What do you think about him?

It’s different. He’s a more reserved person. He sees the Portuguese like those tourists, from the upper-middle class. I asked if he studied with any Portuguese on his youth, or if he made friends with any, and the answer I got was a no. The only person he dealt with was a “head of the Church.” He went to church, and the priest was his teacher. He also spoke about the Portuguese in a curious way… He is very proud to speak of this priest. However, he is a very reserved person. Friendship with a Westerner is always done with detachment. But what captivated me the most is that, although there is such a distance, he opened the doors of his business alongside his wife, and then I was able to shoot and interview him. This left me wondering: How do the Chinese want detachment, in this case from the Portuguese, but yet, they seem to like closeness and feel somehow they are important?

What are your plans for the future?

I’m going back to Portugal in early July to deliver the internship report. I intend to finish the documentary between November and December this year. Then, I will to try to return, aiming to do the premiere in Macau. After that, let’s see what happens…

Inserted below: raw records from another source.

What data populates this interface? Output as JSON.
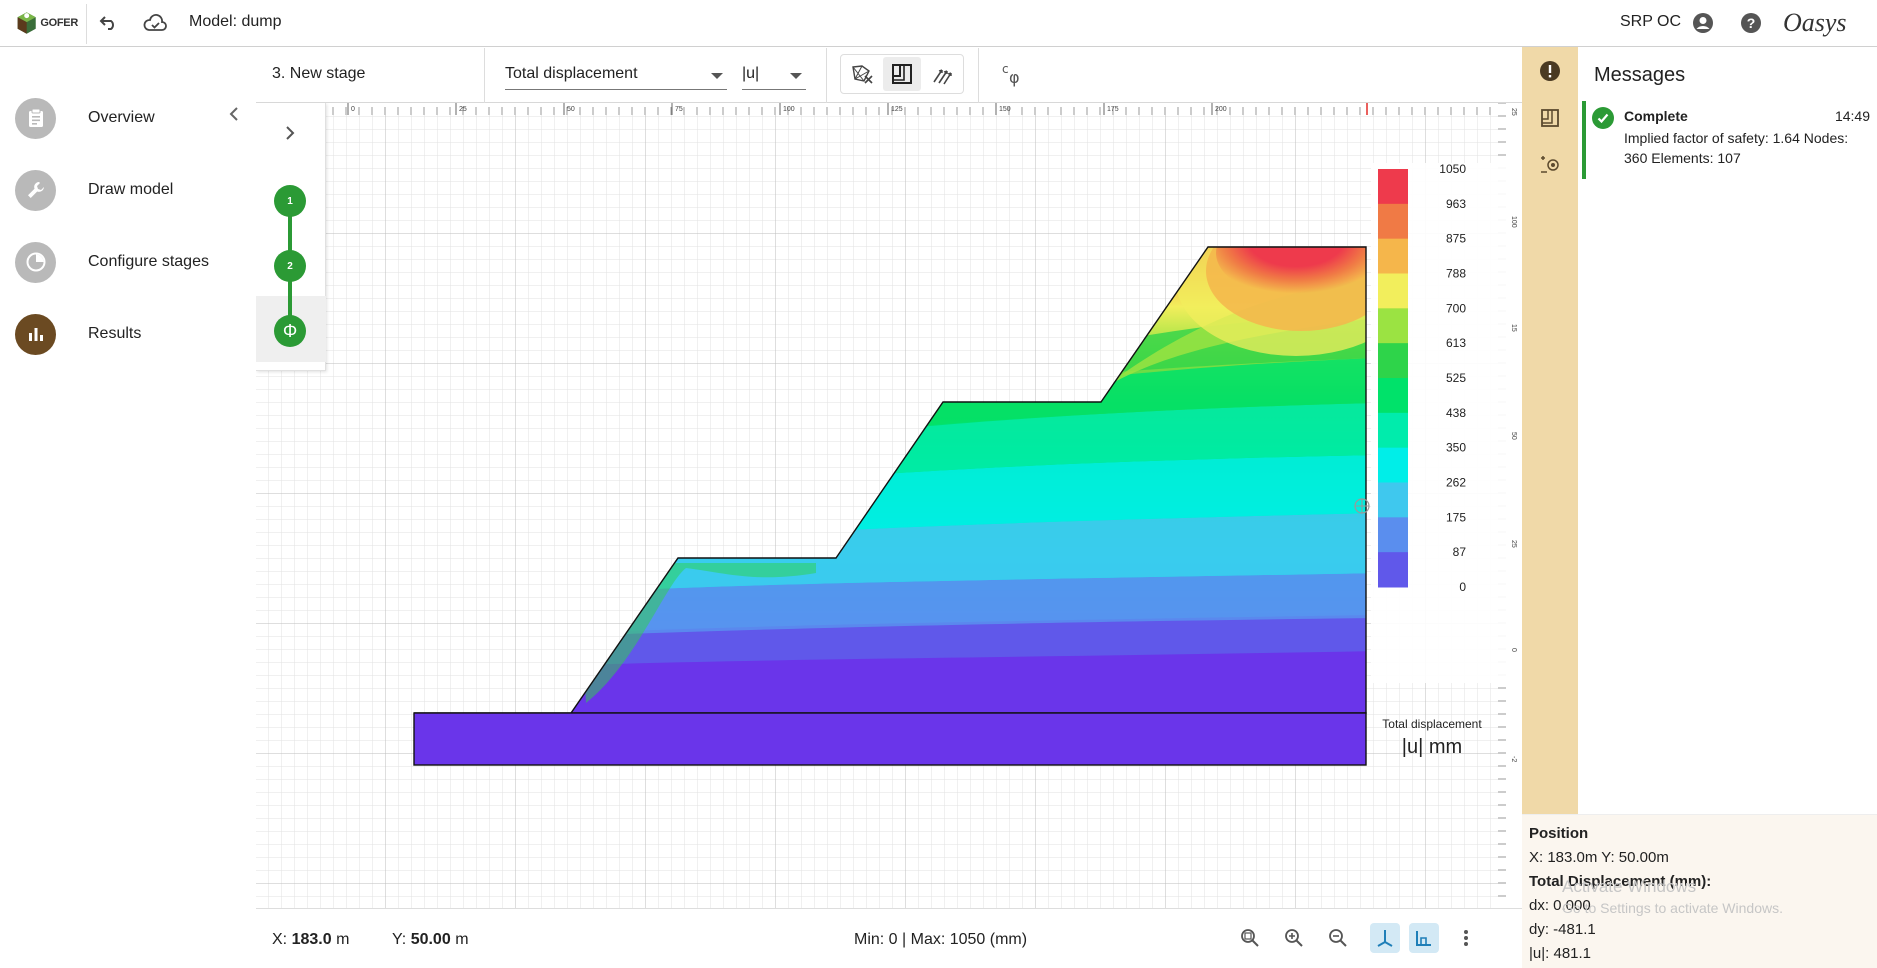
{
  "app": {
    "logo_text": "GOFER",
    "model_title": "Model: dump",
    "user": "SRP OC",
    "brand": "Oasys"
  },
  "nav": {
    "items": [
      {
        "label": "Overview",
        "icon": "clipboard-icon"
      },
      {
        "label": "Draw model",
        "icon": "wrench-icon"
      },
      {
        "label": "Configure stages",
        "icon": "pie-clock-icon"
      },
      {
        "label": "Results",
        "icon": "bar-chart-icon",
        "active": true
      }
    ]
  },
  "toolbar": {
    "stage_name": "3. New stage",
    "result_type": "Total displacement",
    "component": "|u|",
    "cphi_label": "cφ"
  },
  "stages": [
    {
      "label": "1"
    },
    {
      "label": "2"
    },
    {
      "label": "Φ"
    }
  ],
  "ruler": {
    "top_ticks": [
      "0",
      "25",
      "50",
      "75",
      "100",
      "125",
      "150",
      "175",
      "200"
    ],
    "side_ticks": [
      "25",
      "100",
      "15",
      "50",
      "25",
      "0",
      "-2"
    ]
  },
  "legend": {
    "values": [
      "1050",
      "963",
      "875",
      "788",
      "700",
      "613",
      "525",
      "438",
      "350",
      "262",
      "175",
      "87",
      "0"
    ],
    "colors": [
      "#ee3a4c",
      "#f07a45",
      "#f5b64b",
      "#f2ee5c",
      "#9be342",
      "#2ed44a",
      "#00e26a",
      "#00ecac",
      "#00eee8",
      "#3fc8ee",
      "#5a8eee",
      "#6058ea",
      "#6a35ea"
    ],
    "title": "Total displacement",
    "unit": "|u| mm"
  },
  "status": {
    "x_label": "X:",
    "x_value": "183.0",
    "x_unit": "m",
    "y_label": "Y:",
    "y_value": "50.00",
    "y_unit": "m",
    "minmax": "Min: 0 | Max: 1050 (mm)"
  },
  "messages": {
    "title": "Messages",
    "items": [
      {
        "status": "Complete",
        "time": "14:49",
        "body": "Implied factor of safety: 1.64 Nodes: 360 Elements: 107"
      }
    ]
  },
  "position": {
    "title": "Position",
    "xy": "X: 183.0m Y: 50.00m",
    "disp_title": "Total Displacement (mm):",
    "dx": "dx: 0.000",
    "dy": "dy: -481.1",
    "u": "|u|: 481.1"
  },
  "watermark": {
    "line1": "Activate Windows",
    "line2": "Go to Settings to activate Windows."
  }
}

Margem previewed in Portugal (box)


Directed by Joel Brandão, the short movie Margem (Margin) had its preview last Wednesday at the School of Arts of the Catholic University of Porto. It is Brandão’s first work as a director. The plot runs around a widow who wishes to have the family united again, with the approach of her two sons. Portuguese actors Pedro Barroso, Lucinda Loureiro, Márcia Breia and David Mourato are part of the cast. Joel Brandão is from Porto and lives in Santo Tirso, Portugal. He plans to show Margem in Macau.